What I observe is that as companies age, they innovate through acquisition. Their own in-house teams become unable to produce anything greatly innovative, because their all bogged down attending Agile Scrums and being Accountable. They can make incremental improvements in existing product, but real innovation is just out. You can’t nurture a great idea, experiment, play, tweak, scrap half of it and do it all over differently (and in a completely incompatible implementation), on a tightly constrained Agile development cycle.
The real, cool stuff happens in small startups where they’re too busy thinking of amazing things and implementing them to have a process. The big companies acquire a technology, and if they’re good they at least finish baking it, clean it up and make it professional. Then they drown it in process.
- cloudbuster | 01/20/2015 @ 14:35I can Severian, Cathedrals! Whoops, just like Universities, doesn’t seem to work minus the Religious component…….
- Robert Mitchell Jr. | 01/20/2015 @ 16:39“The real, cool stuff happens in small startups where they’re too busy thinking of amazing things and implementing them to have a process. The big companies acquire a technology, and if they’re good they at least finish baking it, clean it up and make it professional. Then they drown it in process.”
My own experience fits into this, like a hand into a glove.
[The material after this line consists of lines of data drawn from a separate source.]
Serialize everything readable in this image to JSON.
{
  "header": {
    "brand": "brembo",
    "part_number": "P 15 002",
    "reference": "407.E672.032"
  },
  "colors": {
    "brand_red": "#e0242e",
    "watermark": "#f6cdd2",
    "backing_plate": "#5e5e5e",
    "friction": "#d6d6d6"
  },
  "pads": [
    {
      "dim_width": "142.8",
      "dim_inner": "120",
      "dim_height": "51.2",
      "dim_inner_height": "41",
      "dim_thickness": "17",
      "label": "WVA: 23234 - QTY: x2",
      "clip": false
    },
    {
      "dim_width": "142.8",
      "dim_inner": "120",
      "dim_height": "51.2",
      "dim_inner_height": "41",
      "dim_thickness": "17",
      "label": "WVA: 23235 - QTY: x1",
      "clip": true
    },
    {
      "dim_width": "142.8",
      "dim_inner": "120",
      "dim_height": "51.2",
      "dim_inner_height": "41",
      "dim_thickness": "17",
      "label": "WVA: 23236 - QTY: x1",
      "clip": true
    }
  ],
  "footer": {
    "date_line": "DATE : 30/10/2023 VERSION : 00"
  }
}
But I have a feeling that we’re not supposed to talk about this…
- mkfreeberg | 01/20/2015 @ 21:22@Morgan, cloudbuster:
Funny, I’ve had that experience, too, but from the other end — I was involved in writing the “policies and procedures” manual for my tiny corner of HyperGlobalMegaCorp. Everyone knew that following the steps exactly would work under perfect conditions…. just like everybody knew that perfect conditions only happened every now and again. I don’t think I’ve ever heard anyone say “check the P&P manual” without heavy sarcasm.
@Robert Mitchell Jr
Good example! In fact, feudalism is a good description of the conditions under which socialism is worth more than it costs. In relative peace, when nearly everyone is at subsistence level, and the very idea of change is ruthlessly suppressed by a clerical class… then, yes, socialism seems quite desirable. The few items that aren’t subsistence are made by guilds, where they’re never better or worse, and always the same price, regardless of local conditions. And priests are always on hand to absolve you of sins, provided you do whatever they say. That’s the scenario that gives the Left a collective (heh) chubby. (Needless to say, they’re the clergy).
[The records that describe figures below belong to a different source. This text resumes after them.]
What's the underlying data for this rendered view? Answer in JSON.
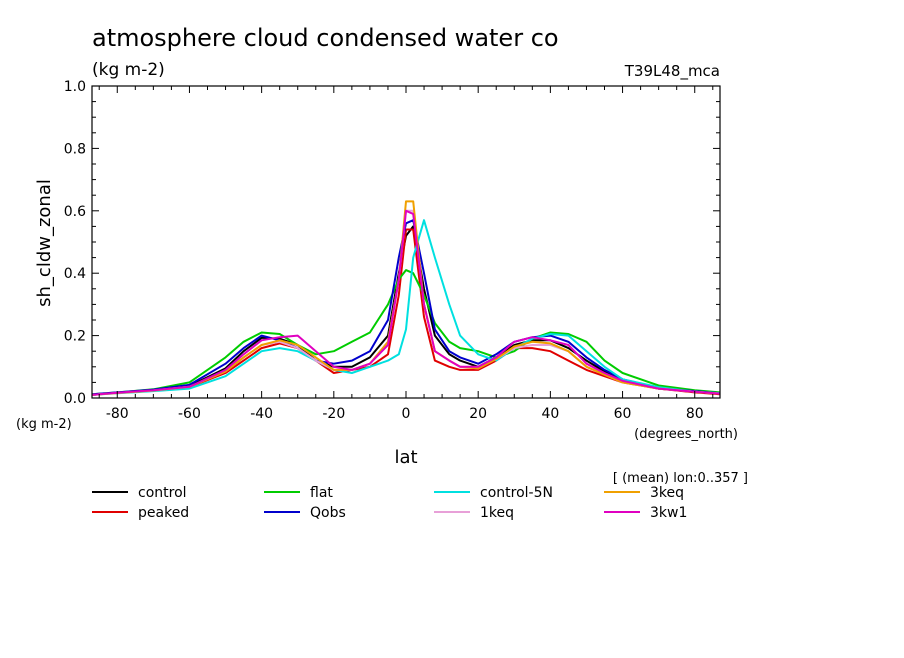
{
  "chart_data": {
    "type": "line",
    "title": "atmosphere cloud condensed water co",
    "subtitle": "(kg m-2)",
    "run_label": "T39L48_mca",
    "ylabel": "sh_cldw_zonal",
    "y_units": "(kg m-2)",
    "xlabel": "lat",
    "x_units": "(degrees_north)",
    "averaging_note": "[ (mean) lon:0..357 ]",
    "xlim": [
      -87,
      87
    ],
    "ylim": [
      0.0,
      1.0
    ],
    "x_ticks": [
      -80,
      -60,
      -40,
      -20,
      0,
      20,
      40,
      60,
      80
    ],
    "x_tick_labels": [
      "-80",
      "-60",
      "-40",
      "-20",
      "0",
      "20",
      "40",
      "60",
      "80"
    ],
    "y_ticks": [
      0.0,
      0.2,
      0.4,
      0.6,
      0.8,
      1.0
    ],
    "y_tick_labels": [
      "0.0",
      "0.2",
      "0.4",
      "0.6",
      "0.8",
      "1.0"
    ],
    "grid": false,
    "legend_position": "bottom",
    "x": [
      -87,
      -80,
      -70,
      -60,
      -50,
      -45,
      -40,
      -35,
      -30,
      -25,
      -20,
      -15,
      -10,
      -5,
      -2,
      0,
      2,
      5,
      8,
      12,
      15,
      20,
      25,
      30,
      35,
      40,
      45,
      50,
      55,
      60,
      70,
      80,
      87
    ],
    "series": [
      {
        "name": "control",
        "color": "#000000",
        "values": [
          0.01,
          0.017,
          0.025,
          0.038,
          0.095,
          0.15,
          0.193,
          0.19,
          0.17,
          0.12,
          0.1,
          0.1,
          0.13,
          0.2,
          0.4,
          0.52,
          0.55,
          0.35,
          0.2,
          0.14,
          0.12,
          0.1,
          0.13,
          0.17,
          0.185,
          0.185,
          0.16,
          0.12,
          0.085,
          0.055,
          0.03,
          0.02,
          0.015
        ]
      },
      {
        "name": "peaked",
        "color": "#e00000",
        "values": [
          0.01,
          0.017,
          0.025,
          0.035,
          0.08,
          0.12,
          0.16,
          0.175,
          0.16,
          0.12,
          0.08,
          0.09,
          0.1,
          0.14,
          0.33,
          0.54,
          0.54,
          0.26,
          0.12,
          0.1,
          0.09,
          0.09,
          0.12,
          0.16,
          0.16,
          0.15,
          0.12,
          0.09,
          0.07,
          0.05,
          0.03,
          0.018,
          0.012
        ]
      },
      {
        "name": "flat",
        "color": "#00cc00",
        "values": [
          0.012,
          0.018,
          0.028,
          0.05,
          0.13,
          0.18,
          0.21,
          0.205,
          0.17,
          0.14,
          0.15,
          0.18,
          0.21,
          0.3,
          0.38,
          0.41,
          0.4,
          0.33,
          0.24,
          0.18,
          0.16,
          0.15,
          0.13,
          0.15,
          0.19,
          0.21,
          0.205,
          0.18,
          0.12,
          0.08,
          0.04,
          0.025,
          0.018
        ]
      },
      {
        "name": "Qobs",
        "color": "#0000cc",
        "values": [
          0.012,
          0.018,
          0.027,
          0.042,
          0.11,
          0.16,
          0.2,
          0.185,
          0.16,
          0.12,
          0.11,
          0.12,
          0.15,
          0.25,
          0.45,
          0.56,
          0.57,
          0.4,
          0.22,
          0.15,
          0.13,
          0.11,
          0.14,
          0.18,
          0.195,
          0.2,
          0.18,
          0.13,
          0.09,
          0.06,
          0.032,
          0.022,
          0.015
        ]
      },
      {
        "name": "control-5N",
        "color": "#00e0e0",
        "values": [
          0.01,
          0.015,
          0.022,
          0.03,
          0.07,
          0.11,
          0.15,
          0.16,
          0.15,
          0.12,
          0.09,
          0.08,
          0.1,
          0.12,
          0.14,
          0.22,
          0.45,
          0.57,
          0.45,
          0.3,
          0.2,
          0.14,
          0.12,
          0.16,
          0.19,
          0.205,
          0.2,
          0.15,
          0.1,
          0.06,
          0.035,
          0.02,
          0.015
        ]
      },
      {
        "name": "1keq",
        "color": "#e8a0d8",
        "values": [
          0.01,
          0.016,
          0.024,
          0.036,
          0.085,
          0.13,
          0.17,
          0.18,
          0.16,
          0.12,
          0.09,
          0.09,
          0.11,
          0.18,
          0.38,
          0.6,
          0.6,
          0.3,
          0.15,
          0.12,
          0.1,
          0.095,
          0.125,
          0.16,
          0.17,
          0.17,
          0.15,
          0.1,
          0.075,
          0.05,
          0.03,
          0.02,
          0.014
        ]
      },
      {
        "name": "3keq",
        "color": "#f0a000",
        "values": [
          0.01,
          0.016,
          0.024,
          0.036,
          0.085,
          0.13,
          0.17,
          0.185,
          0.17,
          0.13,
          0.09,
          0.09,
          0.11,
          0.18,
          0.38,
          0.63,
          0.63,
          0.3,
          0.15,
          0.12,
          0.1,
          0.095,
          0.125,
          0.165,
          0.18,
          0.175,
          0.15,
          0.1,
          0.075,
          0.05,
          0.03,
          0.02,
          0.014
        ]
      },
      {
        "name": "3kw1",
        "color": "#e000c0",
        "values": [
          0.01,
          0.017,
          0.025,
          0.036,
          0.09,
          0.14,
          0.185,
          0.195,
          0.2,
          0.15,
          0.1,
          0.09,
          0.11,
          0.17,
          0.38,
          0.6,
          0.59,
          0.3,
          0.15,
          0.12,
          0.1,
          0.1,
          0.13,
          0.18,
          0.195,
          0.185,
          0.17,
          0.11,
          0.08,
          0.055,
          0.03,
          0.02,
          0.014
        ]
      }
    ]
  }
}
- Severian | 01/21/2015 @ 06:34Through out my educational and business life I have found “group”- “team” – “collaborative” efforts have just resulted in me doing the work and others at best not getting in the way. I am not great or super but in any group – think project is it not one individual who does all the work and the others are along for the ride, or just throw up barriers rather than actually collude?